The board argued in the filing that the bonuses were necessary to retain the management team and keep them motivated “through the volatile and uncertain environment affecting the retail industry” right now and that they came with strings attached. Under the agreement, the four executives will have to repay 80 percent of the bonuses if they are “fired for cause” or resign before January 31, 2021. They will also have to repay the other 20 percent unless meeting specific performance goals.

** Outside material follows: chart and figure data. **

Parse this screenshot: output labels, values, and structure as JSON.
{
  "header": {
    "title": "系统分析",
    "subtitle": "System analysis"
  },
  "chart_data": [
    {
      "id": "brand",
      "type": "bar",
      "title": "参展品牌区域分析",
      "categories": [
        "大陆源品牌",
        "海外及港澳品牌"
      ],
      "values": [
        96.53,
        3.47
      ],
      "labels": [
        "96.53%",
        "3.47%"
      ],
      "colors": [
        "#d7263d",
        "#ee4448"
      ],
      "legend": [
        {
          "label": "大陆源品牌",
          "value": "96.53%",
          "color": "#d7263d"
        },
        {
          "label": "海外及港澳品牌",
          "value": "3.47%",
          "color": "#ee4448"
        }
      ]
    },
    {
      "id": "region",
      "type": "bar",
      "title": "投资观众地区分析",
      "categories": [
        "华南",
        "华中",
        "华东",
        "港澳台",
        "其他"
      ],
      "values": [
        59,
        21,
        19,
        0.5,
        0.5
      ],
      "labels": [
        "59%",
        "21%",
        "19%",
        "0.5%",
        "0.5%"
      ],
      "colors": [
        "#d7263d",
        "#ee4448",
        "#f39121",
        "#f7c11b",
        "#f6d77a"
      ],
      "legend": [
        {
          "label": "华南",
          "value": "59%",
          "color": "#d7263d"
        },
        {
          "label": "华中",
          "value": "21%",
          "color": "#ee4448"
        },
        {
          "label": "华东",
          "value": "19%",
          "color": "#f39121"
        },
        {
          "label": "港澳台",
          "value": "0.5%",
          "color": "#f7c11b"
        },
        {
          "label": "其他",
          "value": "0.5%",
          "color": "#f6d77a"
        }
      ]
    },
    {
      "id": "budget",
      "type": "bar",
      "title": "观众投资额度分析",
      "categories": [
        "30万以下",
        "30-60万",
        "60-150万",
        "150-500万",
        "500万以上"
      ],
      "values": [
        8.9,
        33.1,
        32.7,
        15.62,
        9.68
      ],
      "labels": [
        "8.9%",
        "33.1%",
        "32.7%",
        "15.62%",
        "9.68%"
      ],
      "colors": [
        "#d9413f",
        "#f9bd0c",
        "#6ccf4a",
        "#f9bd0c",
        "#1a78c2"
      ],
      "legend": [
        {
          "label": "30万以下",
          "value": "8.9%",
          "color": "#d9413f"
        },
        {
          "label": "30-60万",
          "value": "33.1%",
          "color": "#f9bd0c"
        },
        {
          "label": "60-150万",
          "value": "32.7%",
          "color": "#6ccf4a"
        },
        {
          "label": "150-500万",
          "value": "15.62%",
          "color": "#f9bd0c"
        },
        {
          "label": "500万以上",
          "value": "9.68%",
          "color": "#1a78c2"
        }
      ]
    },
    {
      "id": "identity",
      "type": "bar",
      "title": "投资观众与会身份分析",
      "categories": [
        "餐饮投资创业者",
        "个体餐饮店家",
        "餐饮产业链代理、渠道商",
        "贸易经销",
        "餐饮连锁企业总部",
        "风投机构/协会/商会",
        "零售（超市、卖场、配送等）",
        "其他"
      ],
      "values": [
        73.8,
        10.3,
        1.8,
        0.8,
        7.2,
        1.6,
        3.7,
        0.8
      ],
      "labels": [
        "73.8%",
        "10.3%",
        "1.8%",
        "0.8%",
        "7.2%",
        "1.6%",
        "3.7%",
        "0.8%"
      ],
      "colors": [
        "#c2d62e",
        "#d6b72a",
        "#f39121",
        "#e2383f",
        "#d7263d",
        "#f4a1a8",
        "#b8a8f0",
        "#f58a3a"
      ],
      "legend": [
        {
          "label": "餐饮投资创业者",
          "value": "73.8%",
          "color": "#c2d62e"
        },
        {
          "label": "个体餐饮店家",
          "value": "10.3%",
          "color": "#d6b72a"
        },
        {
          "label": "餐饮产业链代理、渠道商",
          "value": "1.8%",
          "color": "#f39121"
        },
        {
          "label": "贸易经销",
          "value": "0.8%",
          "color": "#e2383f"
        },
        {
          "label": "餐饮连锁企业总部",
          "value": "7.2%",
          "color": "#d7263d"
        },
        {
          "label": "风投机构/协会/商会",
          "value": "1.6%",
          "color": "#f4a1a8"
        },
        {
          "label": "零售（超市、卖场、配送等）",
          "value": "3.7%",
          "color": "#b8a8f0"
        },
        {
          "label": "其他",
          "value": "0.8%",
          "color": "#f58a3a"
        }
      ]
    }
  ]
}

In addition, the executives were required to forfeit the right to all annual bonus plans and long-term incentive awards for the current fiscal year, as well as outstanding equity or options from past award plans. But, as CNN Business noted, those annual bonuses are likely gone for the year anyway “considering the company’s financial problems, and any holders of JCPenney equity are likely to be wiped out in a bankruptcy filing.”

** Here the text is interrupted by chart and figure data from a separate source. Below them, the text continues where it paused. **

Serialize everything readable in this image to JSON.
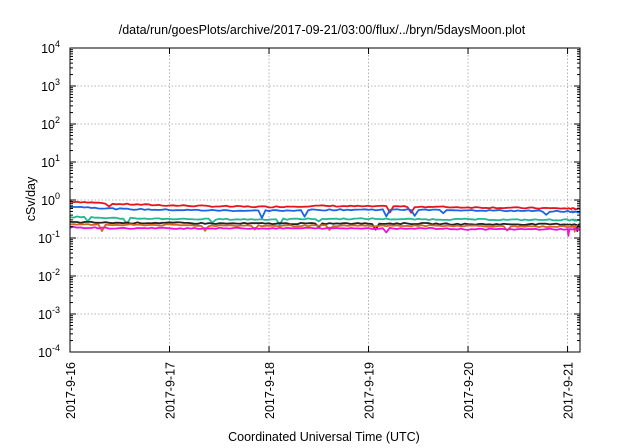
{
  "chart_data": {
    "type": "line",
    "title": "/data/run/goesPlots/archive/2017-09-21/03:00/flux/../bryn/5daysMoon.plot",
    "xlabel": "Coordinated Universal Time (UTC)",
    "ylabel": "cSv/day",
    "yscale": "log",
    "ylim": [
      0.0001,
      10000
    ],
    "y_ticks": [
      {
        "value": 0.0001,
        "mantissa": "10",
        "exp": "-4"
      },
      {
        "value": 0.001,
        "mantissa": "10",
        "exp": "-3"
      },
      {
        "value": 0.01,
        "mantissa": "10",
        "exp": "-2"
      },
      {
        "value": 0.1,
        "mantissa": "10",
        "exp": "-1"
      },
      {
        "value": 1,
        "mantissa": "10",
        "exp": "0"
      },
      {
        "value": 10,
        "mantissa": "10",
        "exp": "1"
      },
      {
        "value": 100,
        "mantissa": "10",
        "exp": "2"
      },
      {
        "value": 1000,
        "mantissa": "10",
        "exp": "3"
      },
      {
        "value": 10000,
        "mantissa": "10",
        "exp": "4"
      }
    ],
    "xlim": [
      "2017-09-16",
      "2017-09-21 03:00"
    ],
    "x_ticks": [
      "2017-9-16",
      "2017-9-17",
      "2017-9-18",
      "2017-9-19",
      "2017-9-20",
      "2017-9-21"
    ],
    "grid": true,
    "series": [
      {
        "color": "#e8141c",
        "x": [
          "2017-09-16",
          "2017-09-16 12:00",
          "2017-09-17",
          "2017-09-17 12:00",
          "2017-09-18",
          "2017-09-18 12:00",
          "2017-09-19",
          "2017-09-19 12:00",
          "2017-09-20",
          "2017-09-20 12:00",
          "2017-09-21",
          "2017-09-21 03:00"
        ],
        "y": [
          0.92,
          0.78,
          0.72,
          0.68,
          0.66,
          0.7,
          0.68,
          0.67,
          0.64,
          0.62,
          0.6,
          0.58
        ]
      },
      {
        "color": "#1a64e6",
        "x": [
          "2017-09-16",
          "2017-09-16 12:00",
          "2017-09-17",
          "2017-09-17 12:00",
          "2017-09-18",
          "2017-09-18 12:00",
          "2017-09-19",
          "2017-09-19 12:00",
          "2017-09-20",
          "2017-09-20 12:00",
          "2017-09-21",
          "2017-09-21 03:00"
        ],
        "y": [
          0.68,
          0.58,
          0.55,
          0.53,
          0.52,
          0.55,
          0.56,
          0.55,
          0.54,
          0.52,
          0.5,
          0.48
        ]
      },
      {
        "color": "#22b890",
        "x": [
          "2017-09-16",
          "2017-09-16 12:00",
          "2017-09-17",
          "2017-09-17 12:00",
          "2017-09-18",
          "2017-09-18 12:00",
          "2017-09-19",
          "2017-09-19 12:00",
          "2017-09-20",
          "2017-09-20 12:00",
          "2017-09-21",
          "2017-09-21 03:00"
        ],
        "y": [
          0.36,
          0.33,
          0.32,
          0.31,
          0.31,
          0.32,
          0.32,
          0.31,
          0.31,
          0.3,
          0.3,
          0.29
        ]
      },
      {
        "color": "#222222",
        "x": [
          "2017-09-16",
          "2017-09-16 12:00",
          "2017-09-17",
          "2017-09-17 12:00",
          "2017-09-18",
          "2017-09-18 12:00",
          "2017-09-19",
          "2017-09-19 12:00",
          "2017-09-20",
          "2017-09-20 12:00",
          "2017-09-21",
          "2017-09-21 03:00"
        ],
        "y": [
          0.26,
          0.25,
          0.25,
          0.24,
          0.24,
          0.24,
          0.24,
          0.24,
          0.23,
          0.23,
          0.23,
          0.22
        ]
      },
      {
        "color": "#d2691e",
        "x": [
          "2017-09-16",
          "2017-09-16 12:00",
          "2017-09-17",
          "2017-09-17 12:00",
          "2017-09-18",
          "2017-09-18 12:00",
          "2017-09-19",
          "2017-09-19 12:00",
          "2017-09-20",
          "2017-09-20 12:00",
          "2017-09-21",
          "2017-09-21 03:00"
        ],
        "y": [
          0.23,
          0.22,
          0.22,
          0.21,
          0.21,
          0.21,
          0.21,
          0.21,
          0.21,
          0.2,
          0.2,
          0.2
        ]
      },
      {
        "color": "#ee11dd",
        "x": [
          "2017-09-16",
          "2017-09-16 12:00",
          "2017-09-17",
          "2017-09-17 12:00",
          "2017-09-18",
          "2017-09-18 12:00",
          "2017-09-19",
          "2017-09-19 12:00",
          "2017-09-20",
          "2017-09-20 12:00",
          "2017-09-21",
          "2017-09-21 03:00"
        ],
        "y": [
          0.19,
          0.18,
          0.18,
          0.18,
          0.18,
          0.18,
          0.18,
          0.18,
          0.17,
          0.17,
          0.17,
          0.17
        ]
      }
    ]
  }
}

JCPenney furloughed the majority of its store workers and some corporate employees in early April as stores temporarily shuttered amid the pandemic. “We are making tough, prudent decisions to protect both the safety of our associates and the future of our company,” CEO Soltau said in an announcement dated March 31.
More jobs are likely to get slashed at JCPenney when Chapter 11 restructuring comes in. If that’s the case, newly laid-off employees may receive smaller severance packages (or none at all) since bankruptcy laws require companies to pay creditors before employees.